As they hurtle toward the No Child Left Behind deadline of 2014, when all students must reach proficiency in reading and math, states are pushing for waivers, flexibility – and authority to propose their own accountability systems.

Last month, the Council of Chief State School Officers announced that 41 states had pledged to work together on a new generation of accountability system that moves beyond NCLB’s pass-fail cut scores and include improvement in student learning.  The proposal offers a blueprint for changing the law in the Elementary and Secondary Education Act’s reauthorization. State chiefs also have asked to be allowed to propose their own accountability systems as an alternative if Congress does not overhaul the federal law, the New York Times reported (7/13)

Some states, including Indiana and Tennessee, have already moved to develop their own accountability systems factoring in student growth. However, they still must assess schools based on No Child Left Behind. In Tennessee, the result has been a feeling that reforms are splintered across multiple reporting structures, the New York Times report noted. In Indiana, where schools are now graded from A to F, the state superintendent of public instruction said he would like to see every school, even high-performing ones, focus on boosting achievement among the lowest 25 percent of students.

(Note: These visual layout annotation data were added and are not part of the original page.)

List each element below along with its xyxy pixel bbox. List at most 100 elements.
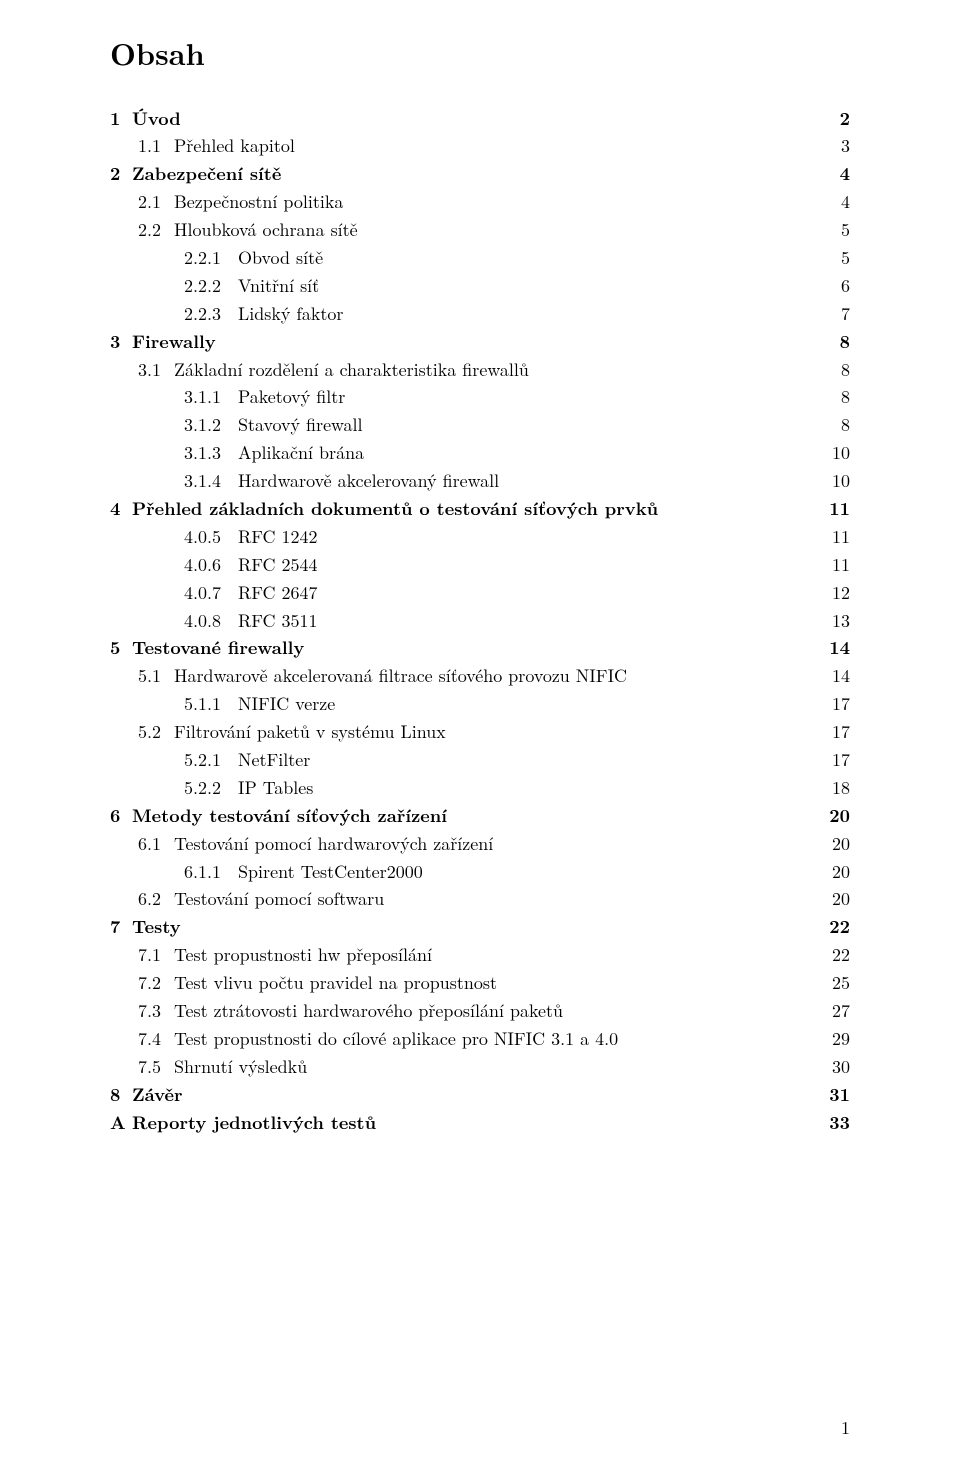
toc-entry-page: 20 — [814, 858, 850, 886]
toc-entry: 2Zabezpečení sítě4 — [110, 160, 850, 188]
toc-entry-number: 4.0.8 — [184, 607, 238, 635]
toc-entry-number: 5.1 — [138, 662, 174, 690]
toc-entry-page: 13 — [814, 607, 850, 635]
toc-entry-label: IP Tables — [238, 774, 319, 802]
toc-entry-label: Test vlivu počtu pravidel na propustnost — [174, 969, 503, 997]
toc-entry-page: 6 — [814, 272, 850, 300]
toc-entry-number: 3.1.1 — [184, 383, 238, 411]
toc-entry: 7.3Test ztrátovosti hardwarového přeposí… — [110, 997, 850, 1025]
toc-entry-number: 5 — [110, 634, 132, 662]
toc-entry-number: 5.2 — [138, 718, 174, 746]
toc-entry-page: 8 — [814, 383, 850, 411]
toc-entry-page: 7 — [814, 300, 850, 328]
toc-entry-page: 22 — [814, 941, 850, 969]
toc-entry: 6.1.1Spirent TestCenter200020 — [110, 858, 850, 886]
toc-entry-number: 4.0.5 — [184, 523, 238, 551]
toc-entry-label: Testování pomocí hardwarových zařízení — [174, 830, 499, 858]
toc-entry: 7Testy22 — [110, 913, 850, 941]
toc-entry: 5.1Hardwarově akcelerovaná filtrace síťo… — [110, 662, 850, 690]
toc-entry-number: 2.2.2 — [184, 272, 238, 300]
toc-entry-number: 3.1.2 — [184, 411, 238, 439]
toc-entry-number: 6.1.1 — [184, 858, 238, 886]
toc-entry: 3Firewally8 — [110, 328, 850, 356]
toc-entry-page: 4 — [814, 188, 850, 216]
toc-entry-page: 17 — [814, 746, 850, 774]
toc-entry-label: Lidský faktor — [238, 300, 349, 328]
toc-entry-number: 2.2.3 — [184, 300, 238, 328]
toc-entry-page: 17 — [814, 718, 850, 746]
toc-entry-label: RFC 3511 — [238, 607, 324, 635]
toc-entry-page: 3 — [814, 132, 850, 160]
toc-entry-number: 3.1 — [138, 356, 174, 384]
toc-entry-page: 11 — [814, 551, 850, 579]
toc-entry: 6.1Testování pomocí hardwarových zařízen… — [110, 830, 850, 858]
toc-entry-page: 8 — [814, 328, 850, 356]
toc-entry-number: 7.1 — [138, 941, 174, 969]
toc-entry: 4Přehled základních dokumentů o testován… — [110, 495, 850, 523]
toc-entry-label: Stavový firewall — [238, 411, 369, 439]
toc-entry-number: 5.2.2 — [184, 774, 238, 802]
toc-entry: 3.1.3Aplikační brána10 — [110, 439, 850, 467]
toc-entry-number: 5.1.1 — [184, 690, 238, 718]
toc-entry-label: Filtrování paketů v systému Linux — [174, 718, 452, 746]
toc-entry-page: 18 — [814, 774, 850, 802]
toc-entry-label: Test propustnosti hw přeposílání — [174, 941, 438, 969]
toc-entry: 7.5Shrnutí výsledků30 — [110, 1053, 850, 1081]
toc-entry: 3.1.4Hardwarově akcelerovaný firewall10 — [110, 467, 850, 495]
toc-entry-page: 10 — [814, 439, 850, 467]
toc-entry-page: 30 — [814, 1053, 850, 1081]
toc-entry: 8Závěr 31 — [110, 1081, 850, 1109]
toc-entry-page: 20 — [814, 885, 850, 913]
toc-entry: 5.1.1NIFIC verze17 — [110, 690, 850, 718]
toc-entry: 6Metody testování síťových zařízení20 — [110, 802, 850, 830]
toc-entry: 5.2Filtrování paketů v systému Linux 17 — [110, 718, 850, 746]
toc-entry: 7.1Test propustnosti hw přeposílání 22 — [110, 941, 850, 969]
toc-entry-label: Úvod — [132, 105, 187, 133]
toc-entry-number: 5.2.1 — [184, 746, 238, 774]
toc-entry-label: Testování pomocí softwaru — [174, 885, 390, 913]
toc-entry-number: 4.0.6 — [184, 551, 238, 579]
toc-entry-number: 8 — [110, 1081, 132, 1109]
toc-entry-page: 4 — [814, 160, 850, 188]
toc-entry-number: 2.2 — [138, 216, 174, 244]
toc-entry: 3.1.2Stavový firewall8 — [110, 411, 850, 439]
toc-entry-page: 20 — [814, 830, 850, 858]
toc-entry-label: Zabezpečení sítě — [132, 160, 287, 188]
toc-entry: 4.0.7RFC 264712 — [110, 579, 850, 607]
toc-entry-label: Vnitřní síť — [238, 272, 325, 300]
toc-entry-label: RFC 1242 — [238, 523, 324, 551]
toc-entry-page: 8 — [814, 356, 850, 384]
toc-entry: 2.2Hloubková ochrana sítě5 — [110, 216, 850, 244]
toc-entry-label: Obvod sítě — [238, 244, 329, 272]
toc-entry-page: 2 — [814, 105, 850, 133]
toc-entry-page: 25 — [814, 969, 850, 997]
toc-entry-label: Závěr — [132, 1081, 189, 1109]
toc-entry-page: 12 — [814, 579, 850, 607]
toc-entry-label: Test propustnosti do cílové aplikace pro… — [174, 1025, 624, 1053]
toc-entry-label: Reporty jednotlivých testů — [132, 1109, 382, 1137]
toc-entry-label: Hardwarově akcelerovaný firewall — [238, 467, 505, 495]
toc-entry-label: Test ztrátovosti hardwarového přeposílán… — [174, 997, 569, 1025]
toc-entry-number: 6.2 — [138, 885, 174, 913]
toc-entry-label: Bezpečnostní politika — [174, 188, 349, 216]
toc-entry: 6.2Testování pomocí softwaru 20 — [110, 885, 850, 913]
toc-entry: 4.0.8RFC 3511 13 — [110, 607, 850, 635]
toc-entry-page: 20 — [814, 802, 850, 830]
toc-entry-number: 3.1.3 — [184, 439, 238, 467]
toc-entry-page: 31 — [814, 1081, 850, 1109]
toc-entry-number: 7.2 — [138, 969, 174, 997]
toc-entry-page: 11 — [814, 495, 850, 523]
toc-entry-label: Firewally — [132, 328, 222, 356]
toc-entry-page: 27 — [814, 997, 850, 1025]
toc-entry-number: 1.1 — [138, 132, 174, 160]
toc-container: 1Úvod21.1Přehled kapitol32Zabezpečení sí… — [110, 105, 850, 1137]
toc-entry-number: 3.1.4 — [184, 467, 238, 495]
toc-entry: 5.2.2IP Tables 18 — [110, 774, 850, 802]
toc-entry-number: 4 — [110, 495, 132, 523]
toc-entry-number: 6.1 — [138, 830, 174, 858]
toc-entry-label: Přehled základních dokumentů o testování… — [132, 495, 664, 523]
toc-entry: 1.1Přehled kapitol3 — [110, 132, 850, 160]
toc-entry-label: Hloubková ochrana sítě — [174, 216, 364, 244]
toc-entry-page: 5 — [814, 244, 850, 272]
toc-entry-label: Shrnutí výsledků — [174, 1053, 313, 1081]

Lillian Lowery, Delaware’s secretary of education, said increased flexibility in spending federal aid would allow struggling schools and districts to try more creative approaches, such as language immersion elementary programs or summer classes in science, math and engineering. “We drill and we re-teach, but it’s more of the same,” for students, Ms. Lowery was quoted in the article. “So what can we do to hook them so they’re interested and they learn?”